David Stiff

Personal information
- Full name: David Alexander Stiff
- Born: 20 October 1984 (age 41) Dewsbury, England
- Nickname: Stifler
- Height: 6 ft 6 in (1.98 m)
- Batting: Right-handed
- Bowling: Right-arm fast
- Role: Bowler

Domestic team information
- 2001–2003: Yorkshire
- 2004–2006: Kent
- 2006–2007: Leicestershire
- 2008–2010: Somerset (squad no. 18)

Career statistics
| Competition | First-class | List A |
| Matches | 20 | 1 |
| Runs scored | 321 | – |
| Batting average | 22.92 | – |
| 100s/50s | 0/0 | – |
| Top score | 49 | – |
| Balls bowled | 2578 | 30 |
| Wickets | 43 | 1 |
| Bowling average | 44.32 | 27.00 |
| 5 wickets in innings | 1 | 0 |
| 10 wickets in match | 0 | 0 |
| Best bowling | 5/91 | 1/27 |
| Catches/stumpings | 1/– | 0/– |
- Source: Cricinfo, 13 June 2010

= David Stiff =

English cricketer (born 1984)

David Stiff (born 20 October 1984) is an English cricketer. He is a right-handed batsman and a right-arm fast bowler. He was born in Dewsbury and educated at Silcoates School, Wakefield and Batley Grammar School.

The former-Yorkshire fast bowler made headlines for a spell of bowling against Uganda of 4 for 7, identical to fellow bowler Tim Bresnan.

In 2004 Stiff decided to leave Yorkshire amid a lot of interest from other counties.
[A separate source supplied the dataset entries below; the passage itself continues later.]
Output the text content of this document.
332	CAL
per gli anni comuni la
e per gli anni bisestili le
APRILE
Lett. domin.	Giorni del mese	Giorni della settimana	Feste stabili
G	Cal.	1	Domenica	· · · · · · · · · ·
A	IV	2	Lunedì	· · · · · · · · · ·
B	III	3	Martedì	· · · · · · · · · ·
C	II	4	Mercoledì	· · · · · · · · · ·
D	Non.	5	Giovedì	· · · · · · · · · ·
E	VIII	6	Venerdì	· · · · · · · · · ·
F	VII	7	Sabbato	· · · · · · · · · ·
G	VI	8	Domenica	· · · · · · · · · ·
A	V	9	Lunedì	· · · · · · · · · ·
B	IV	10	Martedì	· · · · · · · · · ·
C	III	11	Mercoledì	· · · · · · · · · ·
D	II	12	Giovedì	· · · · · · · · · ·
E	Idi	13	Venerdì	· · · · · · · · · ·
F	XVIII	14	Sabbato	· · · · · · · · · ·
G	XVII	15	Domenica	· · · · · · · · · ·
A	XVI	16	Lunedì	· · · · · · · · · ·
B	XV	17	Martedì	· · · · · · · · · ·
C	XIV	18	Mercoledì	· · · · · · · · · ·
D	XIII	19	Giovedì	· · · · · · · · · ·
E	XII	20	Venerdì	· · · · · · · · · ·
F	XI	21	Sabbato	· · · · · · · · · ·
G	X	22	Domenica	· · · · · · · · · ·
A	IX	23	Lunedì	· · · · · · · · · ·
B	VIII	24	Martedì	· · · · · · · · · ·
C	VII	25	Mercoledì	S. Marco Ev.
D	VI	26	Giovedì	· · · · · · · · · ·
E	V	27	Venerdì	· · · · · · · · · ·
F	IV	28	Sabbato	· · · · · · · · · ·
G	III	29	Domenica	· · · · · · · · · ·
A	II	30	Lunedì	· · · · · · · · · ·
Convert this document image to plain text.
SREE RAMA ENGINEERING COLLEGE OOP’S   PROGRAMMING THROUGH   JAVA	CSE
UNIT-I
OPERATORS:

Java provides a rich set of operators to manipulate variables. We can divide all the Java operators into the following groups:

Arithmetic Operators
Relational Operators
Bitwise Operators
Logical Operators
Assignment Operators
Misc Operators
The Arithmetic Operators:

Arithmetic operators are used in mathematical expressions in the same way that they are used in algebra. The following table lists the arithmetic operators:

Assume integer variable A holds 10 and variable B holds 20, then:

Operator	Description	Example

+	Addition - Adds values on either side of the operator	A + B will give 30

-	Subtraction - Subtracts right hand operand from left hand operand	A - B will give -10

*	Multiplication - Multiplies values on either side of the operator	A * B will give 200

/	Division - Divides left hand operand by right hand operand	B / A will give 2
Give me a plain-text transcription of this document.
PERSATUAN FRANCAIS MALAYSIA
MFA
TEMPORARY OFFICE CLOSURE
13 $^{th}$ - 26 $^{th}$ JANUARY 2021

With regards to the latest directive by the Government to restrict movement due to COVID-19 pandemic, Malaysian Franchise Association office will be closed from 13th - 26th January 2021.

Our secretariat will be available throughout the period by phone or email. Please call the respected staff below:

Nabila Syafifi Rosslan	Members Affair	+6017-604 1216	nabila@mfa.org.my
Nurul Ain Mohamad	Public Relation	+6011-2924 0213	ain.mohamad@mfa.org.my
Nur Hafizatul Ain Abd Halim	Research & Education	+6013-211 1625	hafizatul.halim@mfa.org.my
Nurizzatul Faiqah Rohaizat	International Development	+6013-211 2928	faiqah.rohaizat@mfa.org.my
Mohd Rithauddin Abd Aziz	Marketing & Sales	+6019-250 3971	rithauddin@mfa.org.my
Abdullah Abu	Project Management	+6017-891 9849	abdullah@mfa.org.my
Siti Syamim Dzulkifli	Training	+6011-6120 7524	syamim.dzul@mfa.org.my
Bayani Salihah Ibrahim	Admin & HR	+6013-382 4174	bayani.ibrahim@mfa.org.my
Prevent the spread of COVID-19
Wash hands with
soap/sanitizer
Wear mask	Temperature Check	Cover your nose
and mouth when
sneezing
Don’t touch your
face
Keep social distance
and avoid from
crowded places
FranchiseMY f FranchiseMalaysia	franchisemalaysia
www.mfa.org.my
He apparently had interest from a dozen counties and took the opportunity to play for Kent. He toured Australia with the Under-17s in 2001, and with the Under-19s in 2003, also playing in the Under-19s World Cup in Bangladesh.

In 2007, Stiff was released by Kent and went to Leicestershire. At the start of the 2009 season Stiff joined Somerset on a two-month trial and on 14 May 2009 he accepted an extension to his contract which would last until the end of that season. In August 2010, Somerset's Director of Cricket, Brian Rose announced that Stiff's contract would not be renewed for the 2011 season.